Two days in a row now we have seen CNN anchor Kate Bolduan react with incredulity when a Democratic member of Congress points out the obvious: that people will die if the Senate healthcare bill becomes law. “We’ll have to ask a Republican about that!” Bolduan breathlessly replied to one Democrat. What she – along with advocates of the bill – fails to understand or prefers to ignore is that you cannot snatch healthcare away from 22 million people without incurring casualties. Of course people will die as a result.
Speaking against the GOP healthcare bill last week, Senator Elizabeth Warren (D-MA) called its cuts to healthcare for older and lower-income Americans “blood money.” She went on to say:
“Let’s be very clear. Senate Republicans are paying for tax cuts for the wealthy with American lives. People will die.” – Sen. Elizabeth Warren, 6/22/17
Republicans propose to pay for those tax cuts by gutting the Medicaid program – 40% of which pays for services to the elderly like nursing home care. Some one million seniors nationwide could lose the ability to pay for the long term care they need to survive. States facing $770 billion in federal Medicaid cuts will have no choice but to offer skimpier coverage or kick seniors off the Medicaid rolls altogether.
By law, state Medicaid programs have to cover nursing homes. If those states receive less funding from the federal government, it could increase the pressure on the operations of nursing homes, in turn possibly limiting who can qualify for care. – Yahoo Finance, 6/26/17
We are talking about people with Alzheimer’s, cancer, diabetes, neurological disorders, and other chronic diseases. Few seniors (or their families) can afford to pay the average cost of nursing home care (running some $80,000 a year) without government assistance. Many of these seniors were formerly in the middle class, but had to impoverish themselves to qualify for Medicaid. If they are forced to go without skilled long term care (whether in a nursing home, in the community, or at home), the real question is not whether some of them will die, but how will they survive?
The bill’s age rating provisions could also prove deadly for older Americans. The Senate legislation – like the House’s – allows insurers to charge near seniors (aged 50-64) up to five times as much as younger adults, which will price many out of the market. The rate of uninsured Americans who earn up to 200% of the federal poverty line will double if this bill becomes law. Chronic health conditions tend to develop and intensify during this period of life. If millions of near seniors can’t afford health insurance, they will go without the care they need – which could lead to premature death. You don’t have to be a brain surgeon to figure that one out.

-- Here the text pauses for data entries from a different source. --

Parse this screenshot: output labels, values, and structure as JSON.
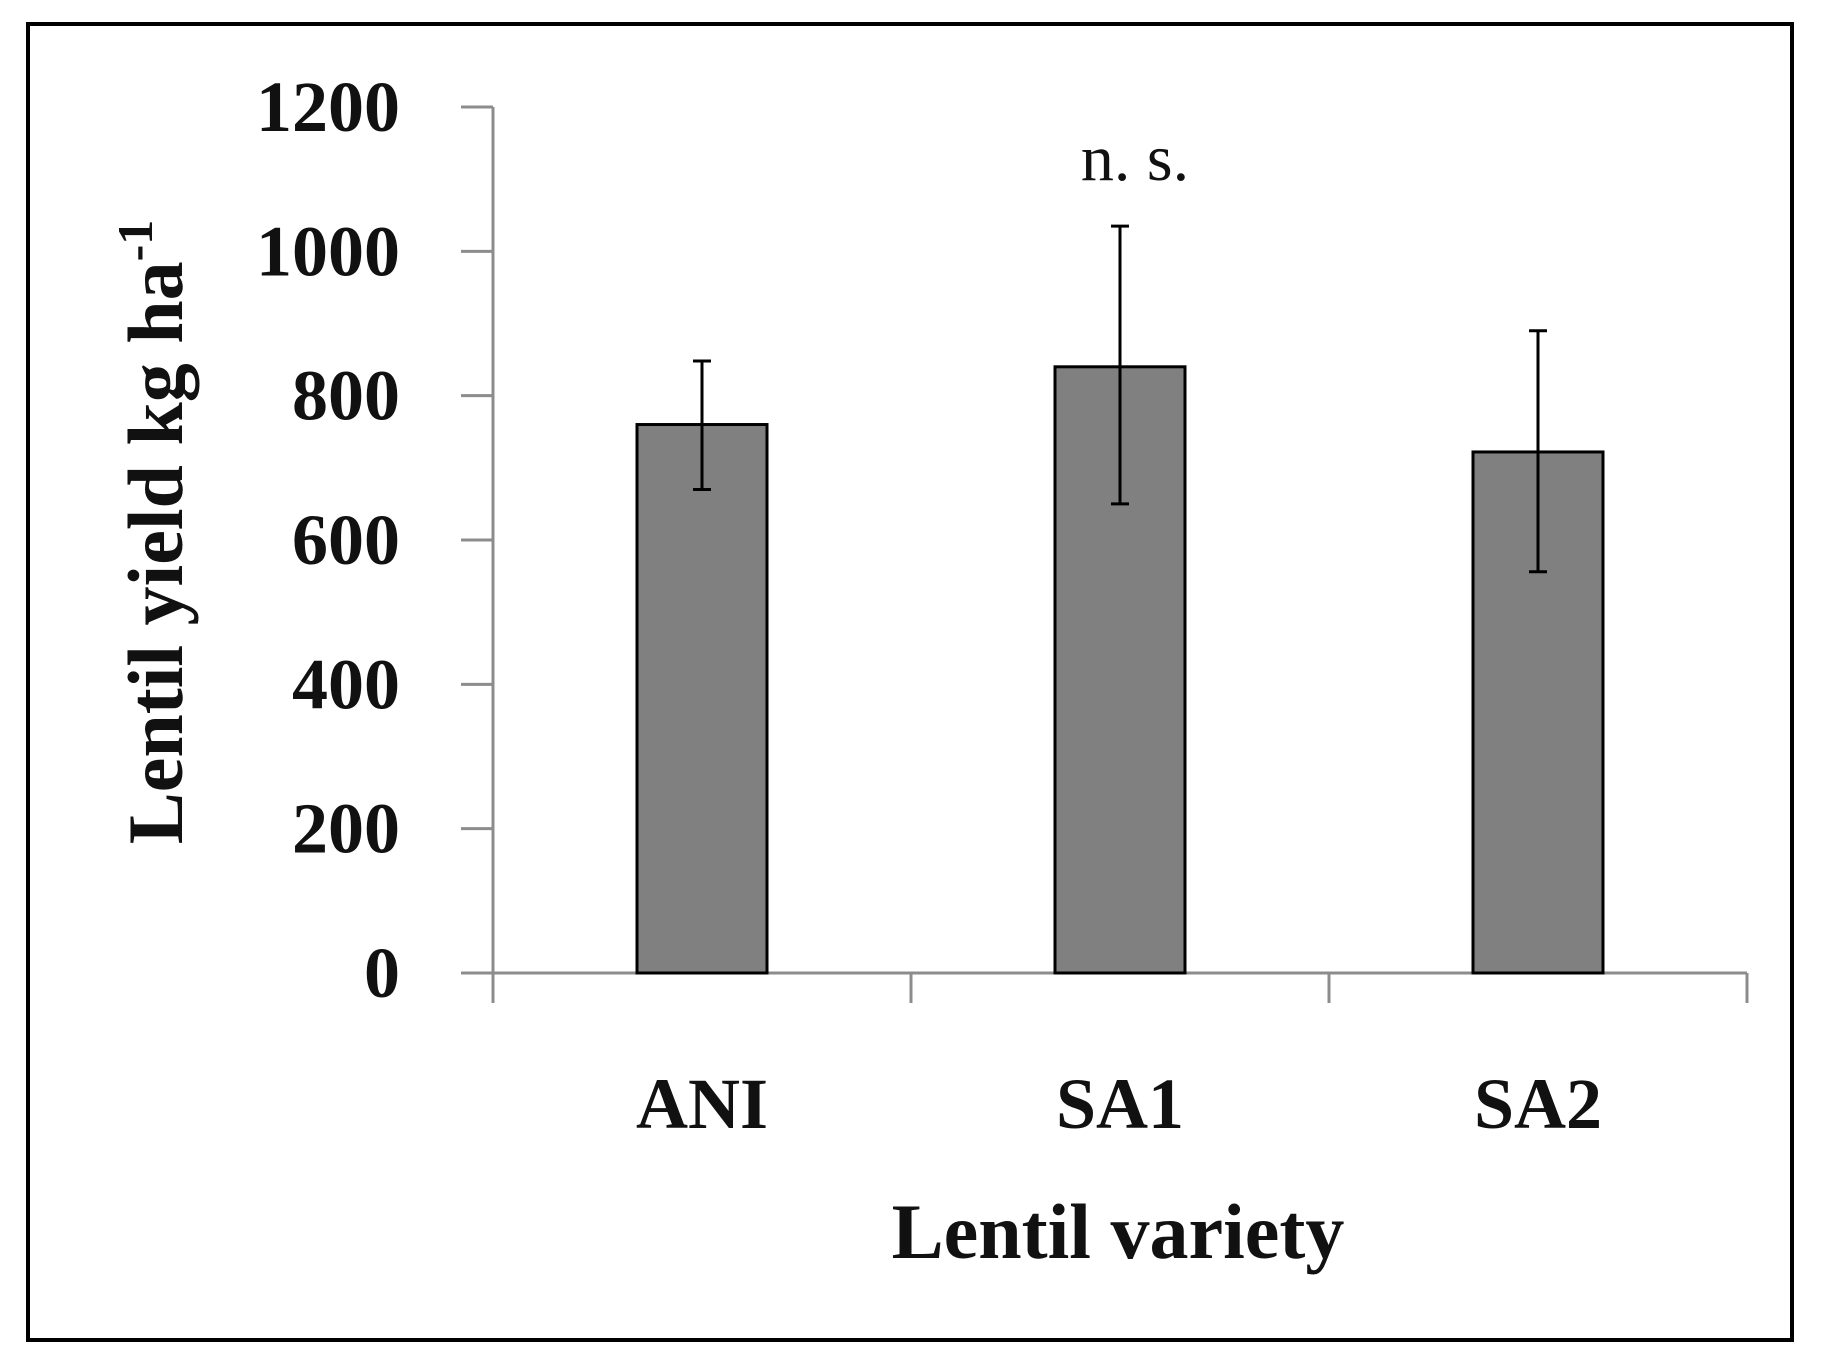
{
  "chart_data": {
    "type": "bar",
    "categories": [
      "ANI",
      "SA1",
      "SA2"
    ],
    "values": [
      760,
      840,
      722
    ],
    "error_upper": [
      848,
      1035,
      890
    ],
    "error_lower": [
      670,
      650,
      556
    ],
    "xlabel": "Lentil variety",
    "ylabel_main": "Lentil yield kg ha",
    "ylabel_sup": "-1",
    "ylim": [
      0,
      1200
    ],
    "yticks": [
      "0",
      "200",
      "400",
      "600",
      "800",
      "1000",
      "1200"
    ],
    "annotation": "n. s.",
    "grid": false,
    "bar_color": "#808080",
    "bar_edge_color": "#000000",
    "axis_color": "#8c8c8c"
  }
}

Taking away the guarantee of essential benefits coverage – which the Senate bill also threatens to do – means Americans (especially the poor and elderly) will no longer benefit from timely treatment of festering health problems. One of those is heart disease. According to Kaiser Health News, the leading killer of men and women in the U.S. has been decreasing since Obamacare went into effect.
“The Journal of the American Heart Association found that the rate of sudden cardiac arrest outside of a hospital dropped by 17% among people aged 45-64 after the Affordable Care Act expanded insurance coverage.” – Kaiser Health News, 6/28/17
It stands to reason that repealing the Affordable Care Act could lead to an increase in heart attacks, which could also mean an increase in fatalities.
This is why the pleas for bipartisanship from Republicans and some of the media ring especially hollow. We have heard pundits describe the disagreements between Republicans and Democrats on healthcare as “semantics”: is the Senate bill a true “repeal” of Obamacare or not? Why, oh why, can’t both sides just get along? Of course, that misses the point. Not only does the bill roll back important protections for all Americans, it is a Trojan Horse for gutting Medicaid and giving the wealthy a $700 billion tax cut. Congressional Democrats refuse to enable the GOP to make these drastic changes. Seniors and their advocates must keep that issue at the forefront – and work to defeat the Senate bill while there is still time. This is not semantics. It is literally life and death.